Koniec żartów, MŚ w Seefeld ruszają na dobre. Skoczkowie, w tym Kamil Stoch, Piotr Żyła, Dawid Kubacki i Jakub Wolny, wystartują w kwalifikacjach do konkursu na dużej skoczni. Trzech pierwszych wymienia się w gronie kandydatów do medalu.

Tak dobrze jeszcze nie było, przynajmniej jeśli za wyznacznik weźmiemy pucharowe konkursy. Podczas MŚ zazwyczaj trzymaliśmy kciuki za Kamila Stocha, po cichu licząc na niespodziankę ze strony Piotra Żyły. Do tej dwójki dołączył piąty w klasyfikacji Pucharu Świata Dawid Kubacki. Stawkę uzupełnił Jakub Wolny. Stefan Horngacher zgodnie z oczekiwaniami wystawi w kwalifikacjach sprawdzoną czwórkę, która wzięła udział w trzech z czterech drużynówek w sezonie 2018/19.

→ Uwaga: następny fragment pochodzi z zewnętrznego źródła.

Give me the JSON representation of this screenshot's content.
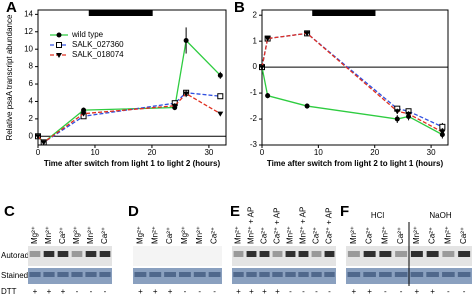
{
  "chart_data": [
    {
      "type": "line",
      "panel": "A",
      "ylabel": "Relative psaA transcript abundance",
      "xlabel": "Time after switch from light 1 to light 2 (hours)",
      "x": [
        0,
        1,
        8,
        24,
        26,
        32
      ],
      "xlim": [
        0,
        33
      ],
      "xticks": [
        0,
        10,
        20,
        30
      ],
      "ylim": [
        -1,
        14.5
      ],
      "yticks": [
        0,
        2,
        4,
        6,
        8,
        10,
        12,
        14
      ],
      "series": [
        {
          "name": "wild type",
          "color": "#2ecc40",
          "marker": "circle",
          "values": [
            0,
            -0.7,
            3,
            3.3,
            11,
            7
          ],
          "errors": [
            0.1,
            0.2,
            0.3,
            0.3,
            1.5,
            0.4
          ]
        },
        {
          "name": "SALK_027360",
          "color": "#3050e0",
          "marker": "square-open",
          "values": [
            0,
            -0.7,
            2.3,
            3.8,
            5,
            4.6
          ],
          "errors": [
            0.1,
            0.2,
            0.2,
            0.3,
            0.3,
            0.3
          ]
        },
        {
          "name": "SALK_018074",
          "color": "#e03020",
          "marker": "triangle",
          "values": [
            0,
            -0.7,
            2.6,
            3.5,
            4.9,
            2.6
          ],
          "errors": [
            0.1,
            0.2,
            0.2,
            0.3,
            0.4,
            0.2
          ]
        }
      ]
    },
    {
      "type": "line",
      "panel": "B",
      "xlabel": "Time after switch from light 2 to light 1 (hours)",
      "x": [
        0,
        1,
        8,
        24,
        26,
        32
      ],
      "xlim": [
        0,
        33
      ],
      "xticks": [
        0,
        10,
        20,
        30
      ],
      "ylim": [
        -3,
        2.2
      ],
      "yticks": [
        -3,
        -2,
        -1,
        0,
        1,
        2
      ],
      "series": [
        {
          "color": "#2ecc40",
          "marker": "circle",
          "values": [
            0,
            -1.1,
            -1.5,
            -2.0,
            -1.9,
            -2.6
          ],
          "errors": [
            0.05,
            0.1,
            0.1,
            0.15,
            0.15,
            0.15
          ]
        },
        {
          "color": "#3050e0",
          "marker": "square-open",
          "values": [
            0,
            1.1,
            1.3,
            -1.6,
            -1.7,
            -2.3
          ],
          "errors": [
            0.05,
            0.1,
            0.1,
            0.1,
            0.1,
            0.15
          ]
        },
        {
          "color": "#e03020",
          "marker": "triangle",
          "values": [
            0,
            1.1,
            1.3,
            -1.7,
            -1.8,
            -2.5
          ],
          "errors": [
            0.05,
            0.1,
            0.1,
            0.1,
            0.1,
            0.15
          ]
        }
      ]
    }
  ],
  "row_labels": [
    "Autorad",
    "Stained",
    "DTT"
  ],
  "gels": [
    {
      "panel": "C",
      "lanes": [
        "Mg²⁺",
        "Mn²⁺",
        "Ca²⁺",
        "Mg²⁺",
        "Mn²⁺",
        "Ca²⁺"
      ],
      "dtt": [
        "+",
        "+",
        "+",
        "-",
        "-",
        "-"
      ]
    },
    {
      "panel": "D",
      "lanes": [
        "Mg²⁺",
        "Mn²⁺",
        "Ca²⁺",
        "Mg²⁺",
        "Mn²⁺",
        "Ca²⁺"
      ],
      "dtt": [
        "+",
        "+",
        "+",
        "-",
        "-",
        "-"
      ]
    },
    {
      "panel": "E",
      "lanes": [
        "Mn²⁺",
        "Mn²⁺ + AP",
        "Ca²⁺",
        "Ca²⁺ + AP",
        "Mn²⁺",
        "Mn²⁺ + AP",
        "Ca²⁺",
        "Ca²⁺ + AP"
      ],
      "dtt": [
        "+",
        "+",
        "+",
        "+",
        "-",
        "-",
        "-",
        "-"
      ]
    },
    {
      "panel": "F",
      "groups": [
        "HCl",
        "NaOH"
      ],
      "lanes": [
        "Mn²⁺",
        "Ca²⁺",
        "Mn²⁺",
        "Ca²⁺",
        "Mn²⁺",
        "Ca²⁺",
        "Mn²⁺",
        "Ca²⁺"
      ],
      "dtt": [
        "+",
        "+",
        "-",
        "-",
        "+",
        "+",
        "-",
        "-"
      ]
    }
  ]
}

Podczas drugiego dnia treningów na skoczni pojawił się tylko Stefan Hula, dla którego była to ostatnia szansa na załapanie się do składu. Najstarszy zawodnik w kadrze lądował dosyć blisko i nie wygrał rywalizacji z Wolnym. Reszcie wystarczyły środowe próby. Wolny i Żyła radzili sobie akurat nie najlepiej, przyzwoite skoki oddał Kubacki, a formę z ostatnich zawodów potwierdził Stoch. Trzykrotny mistrz olimpijski wygrał jedną z serii, w drugiej był trzeci i mógł oszczędzać siły na kwalifikacje.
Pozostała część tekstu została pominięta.